What is Bad About Processed Foods?
- Processed foods and beverages are the biggest sources of added sugar which become the source of High fructose in the diet. Sugar is very unhealthy and can have serious adverse effects on metabolism when consumed in excess. Sugar contains a lot of calories, with no essential nutrients. It also causes tooth decay by feeding the harmful bacteria in the mouth. For people who are inactive and consume processed food, the large amounts of fructose from added sugars get turned into fat in the liver. Excess fructose gets turned into fat, which can lodge in the liver and cause non-alcoholic fatty liver disease.
- Highly processed foods are loaded with artificial chemicals, including flavorants, sweeteners, texturants, colorants and preservatives. Many of these products contain less real food or no food at all. Some of them contain highly refined ingredients like wheat flour, corn syrup and vegetable oils. They are then made palatable using artificial flavors and various processing techniques. Keep in mind that processed foods can contain dozens of additional chemicals that aren’t even listed on the label. For example, “artificial flavor” is a proprietary blend. Manufacturers don’t have to disclose exactly what it means and it is usually a combination of chemicals. For this reason, if you see “artificial flavor” on an ingredients list, it could mean that there are 10 or more additional chemicals that are blended in to give a specific flavor.
- For many people, junk foods can alter the biochemistry of the brain, leading to downright addiction and cause them to lose control over their consumption. The fact is junk foods stimulate the reward system in the brain in the same way as drugs of abuse like cocaine.
- The carbohydrates you find in processed foods are usually refined, “simple” carbohydrates which are quickly broken down in the digestive tract.
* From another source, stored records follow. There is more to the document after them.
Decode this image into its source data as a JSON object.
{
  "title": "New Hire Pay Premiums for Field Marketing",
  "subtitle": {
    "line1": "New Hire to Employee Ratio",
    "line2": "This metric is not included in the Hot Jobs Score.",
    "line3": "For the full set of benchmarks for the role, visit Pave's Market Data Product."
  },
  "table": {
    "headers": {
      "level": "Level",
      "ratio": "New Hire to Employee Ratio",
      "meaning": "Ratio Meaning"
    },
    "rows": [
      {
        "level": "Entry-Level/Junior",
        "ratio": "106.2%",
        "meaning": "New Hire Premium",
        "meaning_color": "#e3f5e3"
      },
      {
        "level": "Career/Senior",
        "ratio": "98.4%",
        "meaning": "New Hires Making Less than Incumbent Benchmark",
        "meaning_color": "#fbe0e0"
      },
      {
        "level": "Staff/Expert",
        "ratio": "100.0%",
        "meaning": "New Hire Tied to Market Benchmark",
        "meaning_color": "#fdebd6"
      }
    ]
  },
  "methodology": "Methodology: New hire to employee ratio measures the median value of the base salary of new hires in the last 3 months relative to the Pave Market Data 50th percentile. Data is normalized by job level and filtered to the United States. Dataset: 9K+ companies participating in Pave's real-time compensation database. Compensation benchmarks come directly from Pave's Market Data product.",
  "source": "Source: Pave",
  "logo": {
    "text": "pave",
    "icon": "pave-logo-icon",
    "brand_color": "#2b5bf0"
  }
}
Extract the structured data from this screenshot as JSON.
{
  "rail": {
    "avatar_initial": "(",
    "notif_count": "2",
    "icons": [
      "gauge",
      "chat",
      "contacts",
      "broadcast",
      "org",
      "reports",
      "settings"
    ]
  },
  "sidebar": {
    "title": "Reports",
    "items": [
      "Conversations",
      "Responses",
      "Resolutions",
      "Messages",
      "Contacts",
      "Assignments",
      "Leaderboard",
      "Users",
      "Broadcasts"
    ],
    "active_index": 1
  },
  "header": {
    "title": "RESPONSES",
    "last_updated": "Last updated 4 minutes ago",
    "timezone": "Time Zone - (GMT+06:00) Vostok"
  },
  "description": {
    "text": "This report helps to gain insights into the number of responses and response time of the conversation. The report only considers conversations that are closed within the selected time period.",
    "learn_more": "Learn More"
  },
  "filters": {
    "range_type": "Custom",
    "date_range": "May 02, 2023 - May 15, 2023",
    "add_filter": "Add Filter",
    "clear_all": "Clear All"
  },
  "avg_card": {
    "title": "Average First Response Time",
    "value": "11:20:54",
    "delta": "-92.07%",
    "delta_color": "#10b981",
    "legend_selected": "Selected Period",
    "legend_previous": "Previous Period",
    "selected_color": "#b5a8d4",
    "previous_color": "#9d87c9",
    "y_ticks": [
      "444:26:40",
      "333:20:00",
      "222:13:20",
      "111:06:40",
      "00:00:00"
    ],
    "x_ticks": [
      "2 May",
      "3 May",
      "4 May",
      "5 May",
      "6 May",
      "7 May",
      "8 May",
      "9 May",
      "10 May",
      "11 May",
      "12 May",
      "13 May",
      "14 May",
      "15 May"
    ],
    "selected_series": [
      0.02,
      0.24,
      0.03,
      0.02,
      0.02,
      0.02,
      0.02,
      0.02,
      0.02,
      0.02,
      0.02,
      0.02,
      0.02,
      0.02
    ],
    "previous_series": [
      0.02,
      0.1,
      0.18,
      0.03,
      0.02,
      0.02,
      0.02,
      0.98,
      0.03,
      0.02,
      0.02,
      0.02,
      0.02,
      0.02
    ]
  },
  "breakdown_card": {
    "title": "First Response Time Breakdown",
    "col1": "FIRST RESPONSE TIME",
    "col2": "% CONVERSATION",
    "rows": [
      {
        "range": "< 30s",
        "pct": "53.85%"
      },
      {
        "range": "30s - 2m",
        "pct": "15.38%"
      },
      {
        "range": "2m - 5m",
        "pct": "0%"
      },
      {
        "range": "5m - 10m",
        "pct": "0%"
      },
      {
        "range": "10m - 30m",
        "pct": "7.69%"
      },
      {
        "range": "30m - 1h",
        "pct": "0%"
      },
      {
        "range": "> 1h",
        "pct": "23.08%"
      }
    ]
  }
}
These lead to rapid spikes in blood sugar and insulin levels and cause negative health effects. This can lead to sweet cravings a few hours later when blood sugar levels go down again. This phenomenon is also called the “blood sugar roller coaster” which many people who have been on a high-carb diet can relate to. Do not be fooled by labels like “whole grains” that are often printed on processed food packages, including breakfast cereals. These are usually whole grains that have been pulverized into very fine flour and are just as harmful as their refined counterparts. If you’re going to eat carbs, get them from whole, single ingredient foods, not processed junk foods.
- There are many nutrients found in whole foods that are not found in processed foods. The more foods you eat, the less you will get of the nutrients. In some cases, synthetic vitamins and minerals are added to the foods to compensate for what was lost during processing. However, synthetic nutrients are not a good replacement for the nutrients found in whole natural foods.
- Soluble, fermentable fiber has various important health benefits, but most processed foods are very low in fiber because it is lost or intentionally removed during processing. One of the main ones is that it functions as a prebiotic, feeding the friendly bacteria in the intestine. There is also evidence that fiber can slow down the absorption of carbohydrates and help us feel more satisfied with fewer calories.
- Processed foods are often high in unhealthy fats. They usually contain cheap fats, refined seed- and vegetable oils (like soybean oil) that are often hydrogenated, which turns them into trans fats. These fats contain excessive amounts of Omega-6 fatty acids, which can drive oxidation and inflammation in the body. The best way to avoid seed oils and trans fats are to avoid processed foods. Eat real fats like butter, coconut oil and olive oil instead.